1949: The West German Basic Law was worked out by a parliamentary assembly of Germans in the three occupation zones of the UK, the US and France. The impetus for the assembly had come from the three occupying powers, as well as input from Germany’s western neighbours, the Netherlands, Belgium and Luxembourg. The six powers had directed that the leaders of the German Länder (provinces) should draw up a constitution which created a federal system with entrenched individual rights. The members of the parliamentary council, appointed by the governments of the Länder drew up the Basic Law for the new Federal Republic of West Germany. After it was approved by the governments of the three western occupying powers, it was approved by the governments of the Länder, and West Germany came into being. Forty years later, with reunification, the Basic Law became the organizing document for all of Germany.
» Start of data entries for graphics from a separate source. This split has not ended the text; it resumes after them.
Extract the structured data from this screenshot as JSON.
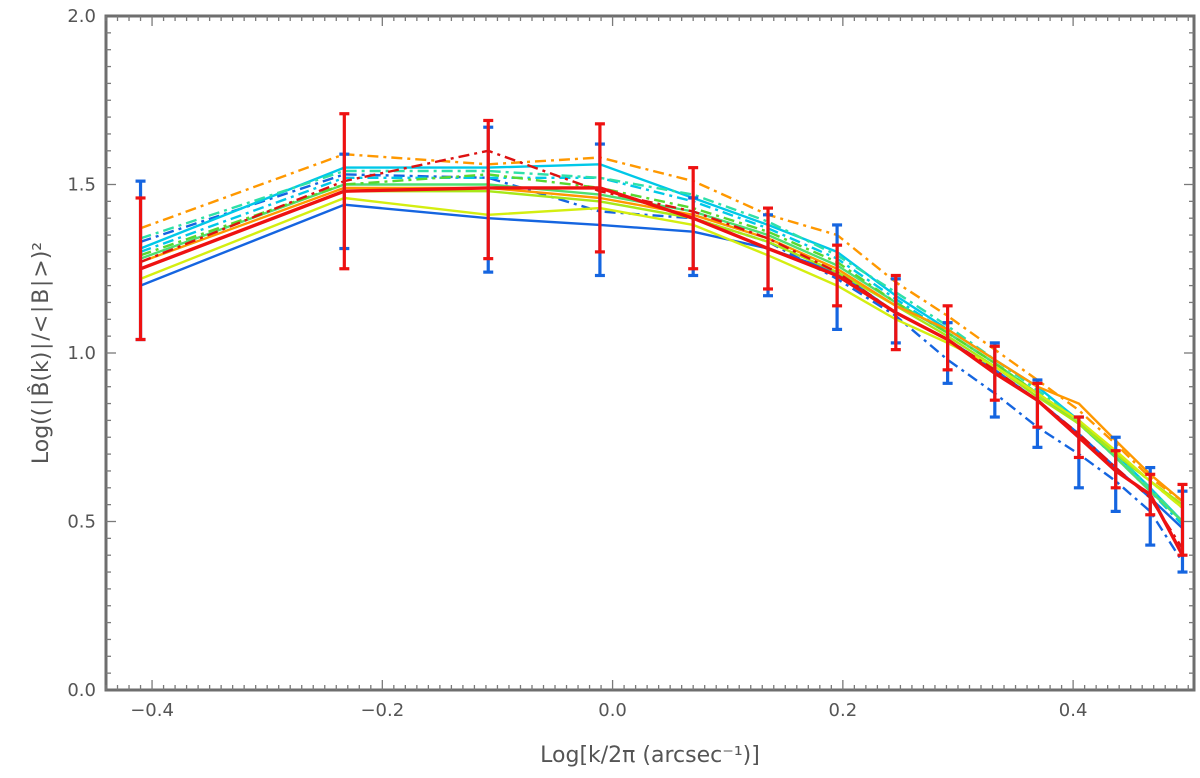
{
  "chart_data": {
    "type": "line",
    "title": "",
    "xlabel": "Log[k/2π (arcsec⁻¹)]",
    "ylabel": "Log((∣B̂(k)∣/<∣B∣>)²",
    "xlim": [
      -0.44,
      0.505
    ],
    "ylim": [
      0.0,
      2.0
    ],
    "x_ticks": [
      -0.4,
      -0.2,
      0.0,
      0.2,
      0.4
    ],
    "x_tick_labels": [
      "-0.4",
      "-0.2",
      "0.0",
      "0.2",
      "0.4"
    ],
    "y_ticks": [
      0.0,
      0.5,
      1.0,
      1.5,
      2.0
    ],
    "y_tick_labels": [
      "0.0",
      "0.5",
      "1.0",
      "1.5",
      "2.0"
    ],
    "grid": false,
    "legend": "none",
    "x": [
      -0.41,
      -0.233,
      -0.108,
      -0.011,
      0.07,
      0.135,
      0.195,
      0.246,
      0.291,
      0.332,
      0.369,
      0.405,
      0.437,
      0.467,
      0.495
    ],
    "series": [
      {
        "color": "#1565e0",
        "style": "solid",
        "values": [
          1.2,
          1.44,
          1.4,
          1.38,
          1.36,
          1.31,
          1.24,
          1.12,
          1.04,
          0.95,
          0.86,
          0.76,
          0.66,
          0.57,
          0.48
        ]
      },
      {
        "color": "#1565e0",
        "style": "dashdot",
        "values": [
          1.33,
          1.53,
          1.52,
          1.42,
          1.4,
          1.33,
          1.22,
          1.11,
          0.98,
          0.88,
          0.78,
          0.7,
          0.62,
          0.53,
          0.38
        ]
      },
      {
        "color": "#00c8e8",
        "style": "solid",
        "values": [
          1.31,
          1.55,
          1.55,
          1.56,
          1.46,
          1.38,
          1.3,
          1.17,
          1.07,
          0.98,
          0.9,
          0.8,
          0.7,
          0.6,
          0.5
        ]
      },
      {
        "color": "#00c8e8",
        "style": "dashdot",
        "values": [
          1.3,
          1.52,
          1.52,
          1.52,
          1.45,
          1.37,
          1.28,
          1.16,
          1.06,
          0.97,
          0.88,
          0.79,
          0.69,
          0.59,
          0.49
        ]
      },
      {
        "color": "#2ee0a8",
        "style": "dashdot",
        "values": [
          1.34,
          1.54,
          1.54,
          1.52,
          1.47,
          1.39,
          1.29,
          1.18,
          1.08,
          0.98,
          0.89,
          0.8,
          0.7,
          0.6,
          0.5
        ]
      },
      {
        "color": "#4ee070",
        "style": "solid",
        "values": [
          1.28,
          1.5,
          1.5,
          1.47,
          1.42,
          1.35,
          1.26,
          1.15,
          1.06,
          0.97,
          0.88,
          0.79,
          0.69,
          0.59,
          0.5
        ]
      },
      {
        "color": "#58d830",
        "style": "dashdot",
        "values": [
          1.29,
          1.5,
          1.53,
          1.49,
          1.43,
          1.36,
          1.27,
          1.15,
          1.06,
          0.97,
          0.88,
          0.8,
          0.7,
          0.62,
          0.54
        ]
      },
      {
        "color": "#a8e818",
        "style": "solid",
        "values": [
          1.25,
          1.48,
          1.48,
          1.45,
          1.4,
          1.33,
          1.24,
          1.14,
          1.05,
          0.96,
          0.87,
          0.79,
          0.7,
          0.62,
          0.55
        ]
      },
      {
        "color": "#d4ee10",
        "style": "solid",
        "values": [
          1.22,
          1.46,
          1.41,
          1.43,
          1.38,
          1.29,
          1.2,
          1.1,
          1.03,
          0.96,
          0.88,
          0.8,
          0.71,
          0.62,
          0.54
        ]
      },
      {
        "color": "#ff9800",
        "style": "dashdot",
        "values": [
          1.37,
          1.59,
          1.56,
          1.58,
          1.51,
          1.41,
          1.35,
          1.21,
          1.11,
          1.01,
          0.92,
          0.83,
          0.73,
          0.63,
          0.56
        ]
      },
      {
        "color": "#ff9800",
        "style": "solid",
        "values": [
          1.27,
          1.49,
          1.49,
          1.46,
          1.41,
          1.34,
          1.25,
          1.14,
          1.07,
          0.98,
          0.9,
          0.85,
          0.74,
          0.64,
          0.56
        ]
      },
      {
        "color": "#dd1111",
        "style": "dashdot",
        "values": [
          1.27,
          1.51,
          1.6,
          1.48,
          1.42,
          1.34,
          1.24,
          1.12,
          1.04,
          0.95,
          0.86,
          0.76,
          0.66,
          0.57,
          0.42
        ]
      },
      {
        "color": "#ee1111",
        "style": "solid",
        "width": 3.4,
        "values": [
          1.25,
          1.48,
          1.49,
          1.49,
          1.4,
          1.31,
          1.23,
          1.12,
          1.04,
          0.94,
          0.86,
          0.75,
          0.65,
          0.58,
          0.4
        ]
      }
    ],
    "error_bars": [
      {
        "color": "#1565e0",
        "x": [
          -0.41,
          -0.233,
          -0.108,
          -0.011,
          0.07,
          0.135,
          0.195,
          0.246,
          0.291,
          0.332,
          0.369,
          0.405,
          0.437,
          0.467,
          0.495
        ],
        "low": [
          1.04,
          1.31,
          1.24,
          1.23,
          1.23,
          1.17,
          1.07,
          1.03,
          0.91,
          0.81,
          0.72,
          0.6,
          0.53,
          0.43,
          0.35
        ],
        "high": [
          1.51,
          1.59,
          1.67,
          1.62,
          1.46,
          1.41,
          1.38,
          1.22,
          1.09,
          1.03,
          0.92,
          0.81,
          0.75,
          0.66,
          0.59
        ]
      },
      {
        "color": "#ee1111",
        "x": [
          -0.41,
          -0.233,
          -0.108,
          -0.011,
          0.07,
          0.135,
          0.195,
          0.246,
          0.291,
          0.332,
          0.369,
          0.405,
          0.437,
          0.467,
          0.495
        ],
        "low": [
          1.04,
          1.25,
          1.28,
          1.3,
          1.25,
          1.19,
          1.14,
          1.01,
          0.95,
          0.86,
          0.78,
          0.69,
          0.6,
          0.52,
          0.4
        ],
        "high": [
          1.46,
          1.71,
          1.69,
          1.68,
          1.55,
          1.43,
          1.32,
          1.23,
          1.14,
          1.02,
          0.91,
          0.81,
          0.71,
          0.64,
          0.61
        ]
      }
    ]
  }
}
1950: a lengthy drafting process produced the Constitution of India. The original plan had been that all of British India would be under one government, but tensions between the Hindu and Muslim sections resulted in two separate countries under a British statute, the Indian Independence Act. The constituent assembly of what became India acted as both the government of India, and the constitutional drafting body. In that capacity, the members of the Assembly produced the Constitution of India, which came into force by a vote of the Constituent Assembly.

So, five different paths to parliamentary government, with varying degrees of consensus and democratic measures to implement them. (And, apologies to any Norwegian, Australian, German or Indian Dopers if I’ve mangled your history!)

These are wonderful summaries, thank you!

As to our discussion, and where I had jumped in…

Assume that there is a country under a parliamentary system with an entrenched constitution. There is this one hot-button issue, the question of whether X is a basic right. Every couple years, the political majority changes - by a razer thin margin - and so does parliament’s answer to that question. The constitution is silent on this issue, despite having an entrenched bill of rights, because there has never been a strong majority one way or the other.

My question for you is this: will this country find itself constantly flip-flopping on a question of basic human rights, as Trinopus described in post #43?